Frederick Buechner died on August 15. He was a well-known writer about matters of faith and was famous for such quotations as these:

“Doubts are the ants in the pants of faith. They keep it alive and moving.”

“It is about as hard to absolve yourself of your own guilt as it is to sit in your own lap.”

“The place God calls you to is the place where your deep gladness and the world’s deep hunger meet.”


It is said that during the 1980s and 1990s, Buechner was quoted from American pulpits more often than anyone alive at the time; he was a writer whose work appealed to both evangelicals and mainline Protestants. 

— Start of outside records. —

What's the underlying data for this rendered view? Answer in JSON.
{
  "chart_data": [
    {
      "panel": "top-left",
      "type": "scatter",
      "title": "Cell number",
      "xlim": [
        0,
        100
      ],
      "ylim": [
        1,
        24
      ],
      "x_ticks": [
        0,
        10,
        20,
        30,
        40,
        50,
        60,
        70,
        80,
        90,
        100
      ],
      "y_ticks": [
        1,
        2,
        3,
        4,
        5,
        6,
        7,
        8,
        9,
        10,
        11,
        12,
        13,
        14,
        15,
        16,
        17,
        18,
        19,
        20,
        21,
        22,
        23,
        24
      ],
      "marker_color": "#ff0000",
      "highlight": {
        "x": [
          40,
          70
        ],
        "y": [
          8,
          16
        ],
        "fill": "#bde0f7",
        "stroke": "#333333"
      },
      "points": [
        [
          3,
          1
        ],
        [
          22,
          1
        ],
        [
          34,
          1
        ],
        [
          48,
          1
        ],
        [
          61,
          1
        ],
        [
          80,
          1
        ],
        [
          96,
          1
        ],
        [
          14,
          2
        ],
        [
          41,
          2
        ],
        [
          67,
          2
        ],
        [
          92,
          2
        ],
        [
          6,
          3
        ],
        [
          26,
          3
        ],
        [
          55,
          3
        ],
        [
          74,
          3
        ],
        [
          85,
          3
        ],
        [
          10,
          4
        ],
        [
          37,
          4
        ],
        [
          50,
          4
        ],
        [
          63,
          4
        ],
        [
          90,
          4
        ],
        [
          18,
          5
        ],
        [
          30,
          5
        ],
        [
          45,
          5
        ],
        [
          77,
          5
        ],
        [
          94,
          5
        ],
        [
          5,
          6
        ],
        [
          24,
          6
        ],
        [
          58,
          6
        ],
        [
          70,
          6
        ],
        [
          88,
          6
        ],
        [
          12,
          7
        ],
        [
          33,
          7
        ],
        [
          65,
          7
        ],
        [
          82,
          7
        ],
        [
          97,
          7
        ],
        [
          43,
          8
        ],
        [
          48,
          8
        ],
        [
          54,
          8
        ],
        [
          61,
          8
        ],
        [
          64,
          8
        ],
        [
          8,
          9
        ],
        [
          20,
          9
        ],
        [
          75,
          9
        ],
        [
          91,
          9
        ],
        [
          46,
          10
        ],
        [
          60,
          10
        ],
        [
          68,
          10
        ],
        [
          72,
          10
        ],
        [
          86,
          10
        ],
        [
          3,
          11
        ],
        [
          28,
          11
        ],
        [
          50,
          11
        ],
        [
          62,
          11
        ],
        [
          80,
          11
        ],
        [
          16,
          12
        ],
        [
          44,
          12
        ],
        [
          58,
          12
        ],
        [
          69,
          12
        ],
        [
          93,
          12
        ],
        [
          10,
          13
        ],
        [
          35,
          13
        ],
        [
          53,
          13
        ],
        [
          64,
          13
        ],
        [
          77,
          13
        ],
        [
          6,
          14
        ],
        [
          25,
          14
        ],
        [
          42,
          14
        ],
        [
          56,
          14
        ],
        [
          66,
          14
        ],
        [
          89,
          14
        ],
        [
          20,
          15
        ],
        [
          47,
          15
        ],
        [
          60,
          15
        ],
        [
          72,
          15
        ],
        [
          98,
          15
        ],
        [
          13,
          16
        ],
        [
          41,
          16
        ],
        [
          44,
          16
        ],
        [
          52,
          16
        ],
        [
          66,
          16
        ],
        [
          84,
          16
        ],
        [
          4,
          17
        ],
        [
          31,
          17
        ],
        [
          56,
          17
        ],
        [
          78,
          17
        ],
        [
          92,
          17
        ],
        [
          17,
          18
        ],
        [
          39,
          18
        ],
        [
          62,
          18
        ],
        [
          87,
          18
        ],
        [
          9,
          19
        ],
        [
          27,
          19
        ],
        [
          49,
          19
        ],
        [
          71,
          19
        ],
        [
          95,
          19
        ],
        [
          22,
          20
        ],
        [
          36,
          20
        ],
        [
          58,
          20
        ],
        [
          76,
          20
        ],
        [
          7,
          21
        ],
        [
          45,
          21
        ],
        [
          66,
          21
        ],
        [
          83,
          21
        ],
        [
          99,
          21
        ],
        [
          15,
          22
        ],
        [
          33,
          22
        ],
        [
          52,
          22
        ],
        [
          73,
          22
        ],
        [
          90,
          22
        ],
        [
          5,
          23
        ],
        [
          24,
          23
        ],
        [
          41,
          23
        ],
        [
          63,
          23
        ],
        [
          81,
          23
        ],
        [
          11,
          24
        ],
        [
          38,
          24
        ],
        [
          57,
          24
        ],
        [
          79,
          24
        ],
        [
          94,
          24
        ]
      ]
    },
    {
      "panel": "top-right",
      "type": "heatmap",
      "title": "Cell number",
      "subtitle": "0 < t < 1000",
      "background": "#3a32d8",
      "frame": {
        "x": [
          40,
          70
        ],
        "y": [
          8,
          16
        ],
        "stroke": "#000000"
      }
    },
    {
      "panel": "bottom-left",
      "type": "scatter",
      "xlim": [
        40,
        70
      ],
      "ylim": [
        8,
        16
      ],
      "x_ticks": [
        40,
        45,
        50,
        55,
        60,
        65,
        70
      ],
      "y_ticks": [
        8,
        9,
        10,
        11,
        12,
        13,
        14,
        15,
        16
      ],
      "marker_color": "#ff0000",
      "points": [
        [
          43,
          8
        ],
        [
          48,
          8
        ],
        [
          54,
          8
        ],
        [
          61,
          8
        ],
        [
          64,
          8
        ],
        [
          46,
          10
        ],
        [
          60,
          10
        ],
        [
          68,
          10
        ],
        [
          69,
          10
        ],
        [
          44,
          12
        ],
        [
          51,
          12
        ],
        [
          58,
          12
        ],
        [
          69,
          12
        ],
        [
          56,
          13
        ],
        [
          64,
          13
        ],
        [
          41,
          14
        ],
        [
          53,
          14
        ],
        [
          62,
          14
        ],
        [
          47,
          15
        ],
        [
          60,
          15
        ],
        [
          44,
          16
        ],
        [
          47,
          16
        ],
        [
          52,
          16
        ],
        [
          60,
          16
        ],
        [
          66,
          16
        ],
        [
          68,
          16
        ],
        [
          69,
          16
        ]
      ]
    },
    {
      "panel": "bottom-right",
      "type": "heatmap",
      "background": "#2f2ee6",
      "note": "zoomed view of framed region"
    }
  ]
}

In writing about Buechner his good friend Martin Copenhaveer wrote: Fred “never stopped searching his own life for clues to the presence of God. This quest became one of his overarching themes: Listen to your life. See it for the fathomless mystery that it is. In the boredom and pain of it no less than in the excitement and gladness: touch, taste, smell your way to the holy and hidden heart of it because in the last analysis all moments are key moments and life itself is grace.” **

Surely, that is good advice: never stop searching your life for clues to the presence of God. May the search bear much fruit!

Grace and peace, 
Pastor Mary

**Martin Copenhaver, “Frederich Buechner’s Many Benedictions” in Christian Century, August 16, 2022.